Pairie Dog magazine (Canada)

Prairie Dog magazine attended the Toronto International Film Festival (TIFF) press conference last September. Below their questions for Daniel and Samara Weaving regarding Guns Akimbo. The new issue is out now. Click here to view the cover.

You can also read the magazine's print version online.

Have you found yourself going down the rabbit hole of dealing with trolls?
Weaving: I make a conscious choice to not look at comments or read reviews. If I rely too heavily on them for my own satisfaction, it would cause more harm than good.
Radcliffe: It’s not a huge moral stance. I think I would be too emotional about it. Years ago, during my late teens, early twenties, I did spend a lot of time reading comments and it’s not a good thing to do for your mental health.

What kind of emotions did those comments trigger?
Radcliffe: It wasn’t anger, it made me sad.
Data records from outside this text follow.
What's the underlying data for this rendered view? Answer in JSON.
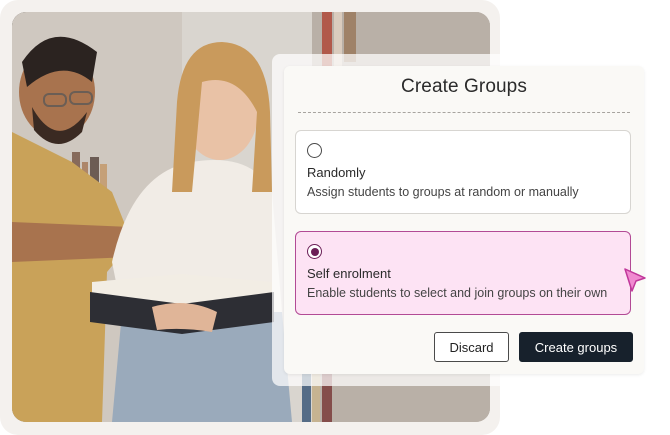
{
  "dialog": {
    "title": "Create Groups",
    "options": [
      {
        "label": "Randomly",
        "description": "Assign students to groups at random or manually",
        "selected": false
      },
      {
        "label": "Self enrolment",
        "description": "Enable students to select and join groups on their own",
        "selected": true
      }
    ],
    "discard_label": "Discard",
    "create_label": "Create groups"
  },
  "colors": {
    "selected_bg": "#fde3f4",
    "selected_border": "#b24a95",
    "primary_button": "#17212c",
    "cursor": "#f08ad0"
  },
  "icons": {
    "cursor": "pointer-arrow-icon"
  }
}
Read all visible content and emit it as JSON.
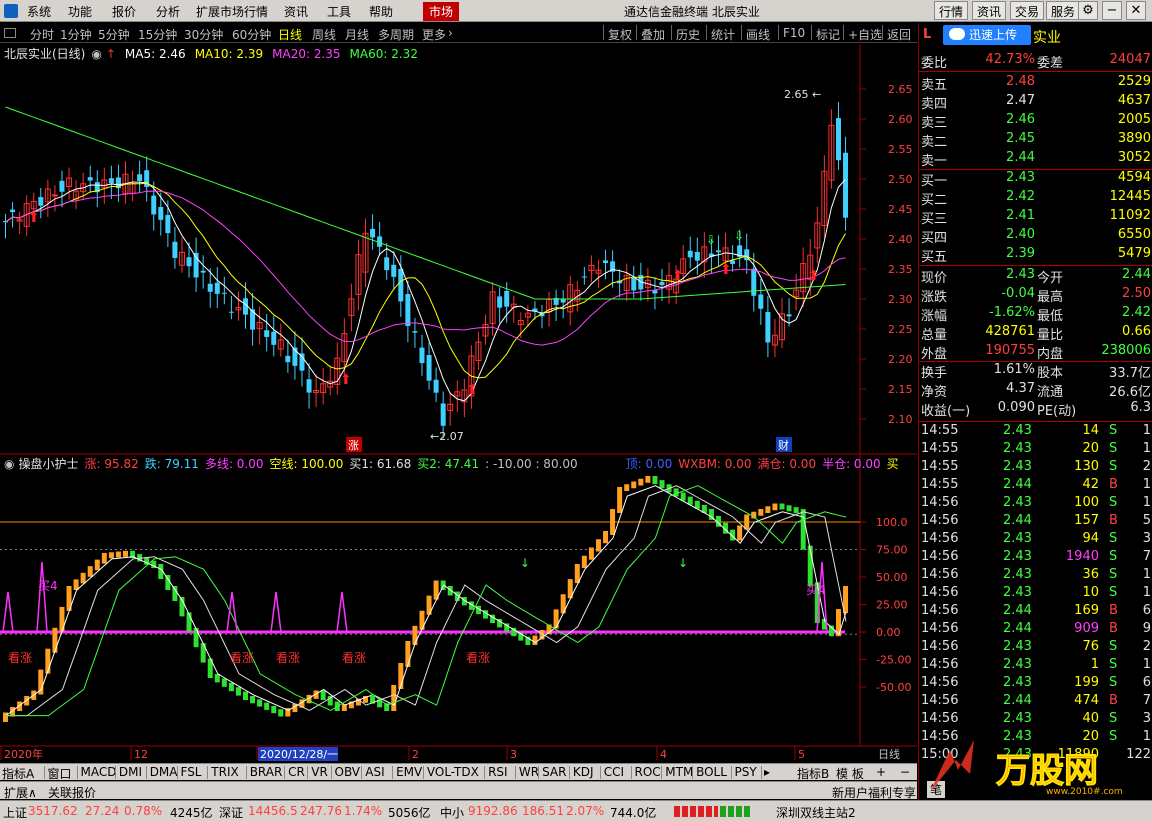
{
  "menubar": {
    "items": [
      "系统",
      "功能",
      "报价",
      "分析",
      "扩展市场行情",
      "资讯",
      "工具",
      "帮助"
    ],
    "active_tab": "市场",
    "window_title": "通达信金融终端 北辰实业",
    "right_buttons": [
      "行情",
      "资讯",
      "交易",
      "服务"
    ],
    "win_icons": [
      "settings-icon",
      "minimize-icon",
      "restore-icon",
      "close-icon"
    ]
  },
  "periodbar": {
    "periods": [
      "分时",
      "1分钟",
      "5分钟",
      "15分钟",
      "30分钟",
      "60分钟",
      "日线",
      "周线",
      "月线",
      "多周期",
      "更多"
    ],
    "selected": "日线",
    "tools": [
      "复权",
      "叠加",
      "历史",
      "统计",
      "画线",
      "F10",
      "标记",
      "+自选",
      "返回"
    ]
  },
  "main": {
    "title": "北辰实业(日线)",
    "ma": [
      {
        "label": "MA5: 2.46",
        "color": "#ffffff"
      },
      {
        "label": "MA10: 2.39",
        "color": "#ffff00"
      },
      {
        "label": "MA20: 2.35",
        "color": "#ff40ff"
      },
      {
        "label": "MA60: 2.32",
        "color": "#40ff40"
      }
    ],
    "high_label": "2.65",
    "low_label": "←2.07",
    "y_ticks": [
      "2.65",
      "2.60",
      "2.55",
      "2.50",
      "2.45",
      "2.40",
      "2.35",
      "2.30",
      "2.25",
      "2.20",
      "2.15",
      "2.10"
    ],
    "markers": [
      "涨",
      "财"
    ]
  },
  "indicator": {
    "name": "操盘小护士",
    "fields": [
      {
        "label": "涨: 95.82",
        "color": "#ff4040"
      },
      {
        "label": "跌: 79.11",
        "color": "#40d0ff"
      },
      {
        "label": "多线: 0.00",
        "color": "#ff40ff"
      },
      {
        "label": "空线: 100.00",
        "color": "#ffff00"
      },
      {
        "label": "买1: 61.68",
        "color": "#e0e0e0"
      },
      {
        "label": "买2: 47.41",
        "color": "#40ff40"
      },
      {
        "label": ": -10.00 : 80.00",
        "color": "#c0c0c0"
      },
      {
        "label": "顶: 0.00",
        "color": "#4060ff"
      },
      {
        "label": "WXBM: 0.00",
        "color": "#ff4040"
      },
      {
        "label": "满仓: 0.00",
        "color": "#ff4040"
      },
      {
        "label": "半仓: 0.00",
        "color": "#ff40ff"
      },
      {
        "label": "买",
        "color": "#ffff00"
      }
    ],
    "y_ticks": [
      "100.0",
      "75.00",
      "50.00",
      "25.00",
      "0.00",
      "-25.00",
      "-50.00"
    ],
    "labels": [
      "买4",
      "看涨",
      "看涨",
      "看涨",
      "看涨",
      "看涨",
      "买4"
    ]
  },
  "x_axis": {
    "labels": [
      "2020年",
      "12",
      "2020/12/28/一",
      "2",
      "3",
      "4",
      "5"
    ],
    "right_label": "日线"
  },
  "tabs": {
    "items": [
      "指标A",
      "窗口",
      "MACD",
      "DMI",
      "DMA",
      "FSL",
      "TRIX",
      "BRAR",
      "CR",
      "VR",
      "OBV",
      "ASI",
      "EMV",
      "VOL-TDX",
      "RSI",
      "WR",
      "SAR",
      "KDJ",
      "CCI",
      "ROC",
      "MTM",
      "BOLL",
      "PSY"
    ],
    "right": [
      "指标B",
      "模 板",
      "+",
      "−"
    ]
  },
  "status": {
    "left": [
      "扩展∧",
      "关联报价"
    ],
    "right": "新用户福利专享",
    "right2": "笔"
  },
  "bottom": {
    "sh_label": "上证",
    "sh_val": "3517.62",
    "sh_chg": "27.24",
    "sh_pct": "0.78%",
    "sh_amt": "4245亿",
    "sz_label": "深证",
    "sz_val": "14456.5",
    "sz_chg": "247.76",
    "sz_pct": "1.74%",
    "sz_amt": "5056亿",
    "zx_label": "中小",
    "zx_val": "9192.86",
    "zx_chg": "186.51",
    "zx_pct": "2.07%",
    "zx_amt": "744.0亿",
    "server": "深圳双线主站2"
  },
  "quote": {
    "badge": "L",
    "popup": "迅速上传",
    "name_suffix": "实业",
    "weibi_label": "委比",
    "weibi_val": "42.73%",
    "weicha_label": "委差",
    "weicha_val": "24047",
    "asks": [
      {
        "label": "卖五",
        "price": "2.48",
        "vol": "2529"
      },
      {
        "label": "卖四",
        "price": "2.47",
        "vol": "4637"
      },
      {
        "label": "卖三",
        "price": "2.46",
        "vol": "2005"
      },
      {
        "label": "卖二",
        "price": "2.45",
        "vol": "3890"
      },
      {
        "label": "卖一",
        "price": "2.44",
        "vol": "3052"
      }
    ],
    "bids": [
      {
        "label": "买一",
        "price": "2.43",
        "vol": "4594"
      },
      {
        "label": "买二",
        "price": "2.42",
        "vol": "12445"
      },
      {
        "label": "买三",
        "price": "2.41",
        "vol": "11092"
      },
      {
        "label": "买四",
        "price": "2.40",
        "vol": "6550"
      },
      {
        "label": "买五",
        "price": "2.39",
        "vol": "5479"
      }
    ],
    "stats": [
      {
        "l1": "现价",
        "v1": "2.43",
        "c1": "dn",
        "l2": "今开",
        "v2": "2.44",
        "c2": "dn"
      },
      {
        "l1": "涨跌",
        "v1": "-0.04",
        "c1": "dn",
        "l2": "最高",
        "v2": "2.50",
        "c2": "up"
      },
      {
        "l1": "涨幅",
        "v1": "-1.62%",
        "c1": "dn",
        "l2": "最低",
        "v2": "2.42",
        "c2": "dn"
      },
      {
        "l1": "总量",
        "v1": "428761",
        "c1": "yl",
        "l2": "量比",
        "v2": "0.66",
        "c2": "yl"
      },
      {
        "l1": "外盘",
        "v1": "190755",
        "c1": "up",
        "l2": "内盘",
        "v2": "238006",
        "c2": "dn"
      },
      {
        "l1": "换手",
        "v1": "1.61%",
        "c1": "wh",
        "l2": "股本",
        "v2": "33.7亿",
        "c2": "wh"
      },
      {
        "l1": "净资",
        "v1": "4.37",
        "c1": "wh",
        "l2": "流通",
        "v2": "26.6亿",
        "c2": "wh"
      },
      {
        "l1": "收益(一)",
        "v1": "0.090",
        "c1": "wh",
        "l2": "PE(动)",
        "v2": "6.3",
        "c2": "wh"
      }
    ],
    "ticks": [
      {
        "t": "14:55",
        "p": "2.43",
        "v": "14",
        "bs": "S",
        "n": "1",
        "pc": "dn",
        "vc": "yl"
      },
      {
        "t": "14:55",
        "p": "2.43",
        "v": "20",
        "bs": "S",
        "n": "1",
        "pc": "dn",
        "vc": "yl"
      },
      {
        "t": "14:55",
        "p": "2.43",
        "v": "130",
        "bs": "S",
        "n": "2",
        "pc": "dn",
        "vc": "yl"
      },
      {
        "t": "14:55",
        "p": "2.44",
        "v": "42",
        "bs": "B",
        "n": "1",
        "pc": "dn",
        "vc": "yl"
      },
      {
        "t": "14:56",
        "p": "2.43",
        "v": "100",
        "bs": "S",
        "n": "1",
        "pc": "dn",
        "vc": "yl"
      },
      {
        "t": "14:56",
        "p": "2.44",
        "v": "157",
        "bs": "B",
        "n": "5",
        "pc": "dn",
        "vc": "yl"
      },
      {
        "t": "14:56",
        "p": "2.43",
        "v": "94",
        "bs": "S",
        "n": "3",
        "pc": "dn",
        "vc": "yl"
      },
      {
        "t": "14:56",
        "p": "2.43",
        "v": "1940",
        "bs": "S",
        "n": "7",
        "pc": "dn",
        "vc": "mg"
      },
      {
        "t": "14:56",
        "p": "2.43",
        "v": "36",
        "bs": "S",
        "n": "1",
        "pc": "dn",
        "vc": "yl"
      },
      {
        "t": "14:56",
        "p": "2.43",
        "v": "10",
        "bs": "S",
        "n": "1",
        "pc": "dn",
        "vc": "yl"
      },
      {
        "t": "14:56",
        "p": "2.44",
        "v": "169",
        "bs": "B",
        "n": "6",
        "pc": "dn",
        "vc": "yl"
      },
      {
        "t": "14:56",
        "p": "2.44",
        "v": "909",
        "bs": "B",
        "n": "9",
        "pc": "dn",
        "vc": "mg"
      },
      {
        "t": "14:56",
        "p": "2.43",
        "v": "76",
        "bs": "S",
        "n": "2",
        "pc": "dn",
        "vc": "yl"
      },
      {
        "t": "14:56",
        "p": "2.43",
        "v": "1",
        "bs": "S",
        "n": "1",
        "pc": "dn",
        "vc": "yl"
      },
      {
        "t": "14:56",
        "p": "2.43",
        "v": "199",
        "bs": "S",
        "n": "6",
        "pc": "dn",
        "vc": "yl"
      },
      {
        "t": "14:56",
        "p": "2.44",
        "v": "474",
        "bs": "B",
        "n": "7",
        "pc": "dn",
        "vc": "yl"
      },
      {
        "t": "14:56",
        "p": "2.43",
        "v": "40",
        "bs": "S",
        "n": "3",
        "pc": "dn",
        "vc": "yl"
      },
      {
        "t": "14:56",
        "p": "2.43",
        "v": "20",
        "bs": "S",
        "n": "1",
        "pc": "dn",
        "vc": "yl"
      },
      {
        "t": "15:00",
        "p": "2.43",
        "v": "11890",
        "bs": "",
        "n": "122",
        "pc": "dn",
        "vc": "yl"
      }
    ],
    "watermark_text": "万股网",
    "watermark_url": "www.2010#.com"
  }
}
Not going to tell you what specifically — it’s all still there — but you only get upset by the things you believe at some level are true. Self-harmony is a very serious issue and I don’t want to make light of it, but I think there’s a masochistic tendency in reading stuff about yourself that becomes addictive. It’s a cycle you have to break.

How long did it take to get those guns bolted to your hands?
Radcliffe: The guns themselves were very quick, strapped on over the arms. The bolts were obviously make-up — they took about two hours the first day and an hour by the time we finished. I could put my pants by myself. Couldn’t button them though.

What do you find artistically satisfying about working in genre films?
Radcliffe: That’s the thing. I forget that I keep picking genre movies, and then everyone’s like “you did another one!” There’s something fun about making films that aren’t naturalistic. If you can justify it enough in the story, you can do the craziest stuff. There’s a weird magic realism, modern fairy tale tone to this, Horns and Swiss Army Man. A very dark fairy tale. But most fairy tales were very dark.